Reznik heeft dan ook maar liefst een jaar geen oog dicht gedaan. Een goede reden voor zijn extreme insomnia kan hij niet bedenken. Wel wordt zijn slapeloosheid als oorzaak genoemd wanneer hij in de fabriek per ongeluk een gruwelijk incident veroorzaakt waarbij een collega zijn arm verliest. Zodra hij op zijn koelkast steeds gele memobriefjes aantreft waarop hij door middel van het spel galgje een woord moet invullen en zijn nieuwe collega Ivan (die met zijn forse lichaamsbouw, kale kop en brede grijns de tegenpool lijkt van Reznik) niet lijkt te bestaan, krijgt hij het gevoel dat hem iets vreselijks boven het hoofd hangt. Langzamerhand wordt The Machinist een gevecht van het hoofdpersonage tegen zichzelf. Zijn geest laat steeds meer verwrongen beelden toe en het lijkt erop dat hij ook zijn nog enige sociale contacten (die met een prostituee en een koffiedame van een nachtelijke bar op het vliegveld) gaat verliezen. De vraag is natuurlijk of hij paranoïde wordt, of dat visioenen hem iets willen vertellen. Al snel blijkt dat regisseur Anderson afstevent op een verrassend einde, dat even goedkoop als doeltreffend is. Het is misschien een laffe zet die afbreuk doet aan de nachtmerrie-achtige kwaliteiten van de film, al zou je ook kunnen stellen dat je na ruim honderd minuten aan hallucinatoire beelden wel toe bent aan een helder antwoord.

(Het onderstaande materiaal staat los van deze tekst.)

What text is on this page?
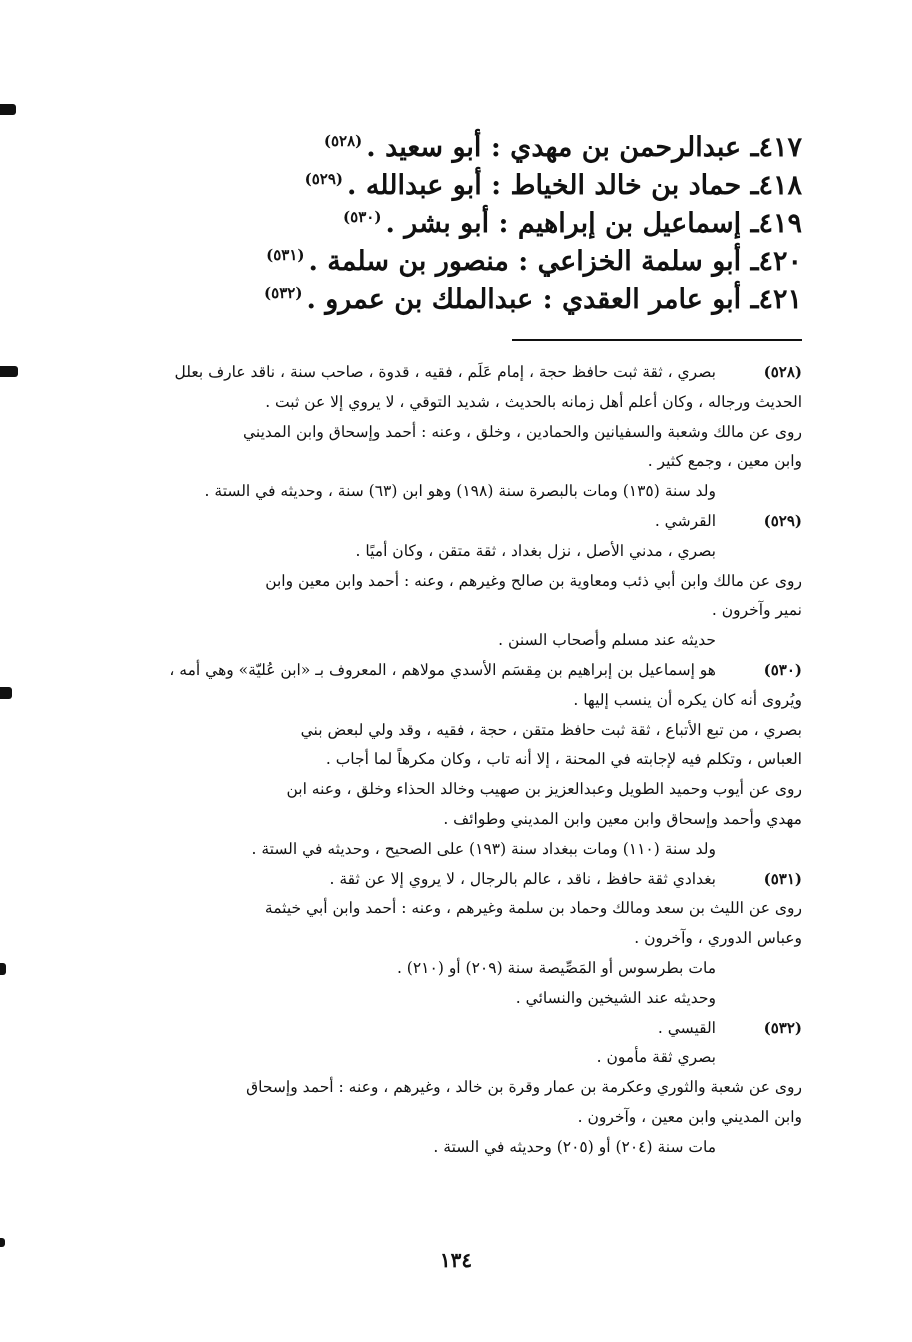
٤١٧ـ عبدالرحمن بن مهدي : أبو سعيد .$^{(٥٢٨)}$
٤١٨ـ حماد بن خالد الخياط : أبو عبدالله .$^{(٥٢٩)}$
٤١٩ـ إسماعيل بن إبراهيم : أبو بشر .$^{(٥٣٠)}$
٤٢٠ـ أبو سلمة الخزاعي : منصور بن سلمة .$^{(٥٣١)}$
٤٢١ـ أبو عامر العقدي : عبدالملك بن عمرو .$^{(٥٣٢)}$
(٥٢٨)

بصري ، ثقة ثبت حافظ حجة ، إمام عَلَم ، فقيه ، قدوة ، صاحب سنة ، ناقد عارف بعلل

الحديث ورجاله ، وكان أعلم أهل زمانه بالحديث ، شديد التوقي ، لا يروي إلا عن ثبت .

روى عن مالك وشعبة والسفيانين والحمادين ، وخلق ، وعنه : أحمد وإسحاق وابن المديني

وابن معين ، وجمع كثير .

ولد سنة (١٣٥) ومات بالبصرة سنة (١٩٨) وهو ابن (٦٣) سنة ، وحديثه في الستة .

(٥٢٩)

القرشي .

بصري ، مدني الأصل ، نزل بغداد ، ثقة متقن ، وكان أميًا .

روى عن مالك وابن أبي ذئب ومعاوية بن صالح وغيرهم ، وعنه : أحمد وابن معين وابن

نمير وآخرون .

حديثه عند مسلم وأصحاب السنن .

(٥٣٠)

هو إسماعيل بن إبراهيم بن مِقسَم الأسدي مولاهم ، المعروف بـ «ابن عُليّة» وهي أمه ،

ويُروى أنه كان يكره أن ينسب إليها .

بصري ، من تبع الأتباع ، ثقة ثبت حافظ متقن ، حجة ، فقيه ، وقد ولي لبعض بني

العباس ، وتكلم فيه لإجابته في المحنة ، إلا أنه تاب ، وكان مكرهاً لما أجاب .

روى عن أيوب وحميد الطويل وعبدالعزيز بن صهيب وخالد الحذاء وخلق ، وعنه ابن

مهدي وأحمد وإسحاق وابن معين وابن المديني وطوائف .

ولد سنة (١١٠) ومات ببغداد سنة (١٩٣) على الصحيح ، وحديثه في الستة .

(٥٣١)

بغدادي ثقة حافظ ، ناقد ، عالم بالرجال ، لا يروي إلا عن ثقة .

روى عن الليث بن سعد ومالك وحماد بن سلمة وغيرهم ، وعنه : أحمد وابن أبي خيثمة

وعباس الدوري ، وآخرون .

مات بطرسوس أو المَصِّيصة سنة (٢٠٩) أو (٢١٠) .

وحديثه عند الشيخين والنسائي .

(٥٣٢)

القيسي .

بصري ثقة مأمون .

روى عن شعبة والثوري وعكرمة بن عمار وقرة بن خالد ، وغيرهم ، وعنه : أحمد وإسحاق

وابن المديني وابن معين ، وآخرون .

مات سنة (٢٠٤) أو (٢٠٥) وحديثه في الستة .

١٣٤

Dat Anderson en zijn scenarist Scott Kosar geen producent in Hollywood konden vinden die ook maar een cent wilde uitgeven aan dit sombere werk is (helaas) geen verrassing. The Machinist werd uiteindelijk opgenomen in Barcelona, een stad die in de film moet doorgaan voor Los Angeles. Het is bij het ophouden van die schijn - en een verhaal dat voornamelijk drijft op waanbeelden - aan de cameraman en production designer om voor de film de juiste atmosfeer te creëren. Die verdienen dan ook de grootste pluim, naast het opmerkelijke talent van Christian Bale. Dat de film pas zo laat bij ons de bioscopen heeft gehaald (hij stamt alweer uit begin 2004) is misschien alleen maar gunstig. Hopelijk raakt een groot publiek naar aanleiding van Batman Begins geïnteresseerder in de acteerkwaliteiten van Bale, om vervolgens bij het zien van The Machinist te concluderen dat het toch zonde zou zijn als hij de rest van zijn carrière in een vleermuispak moet doorbrengen.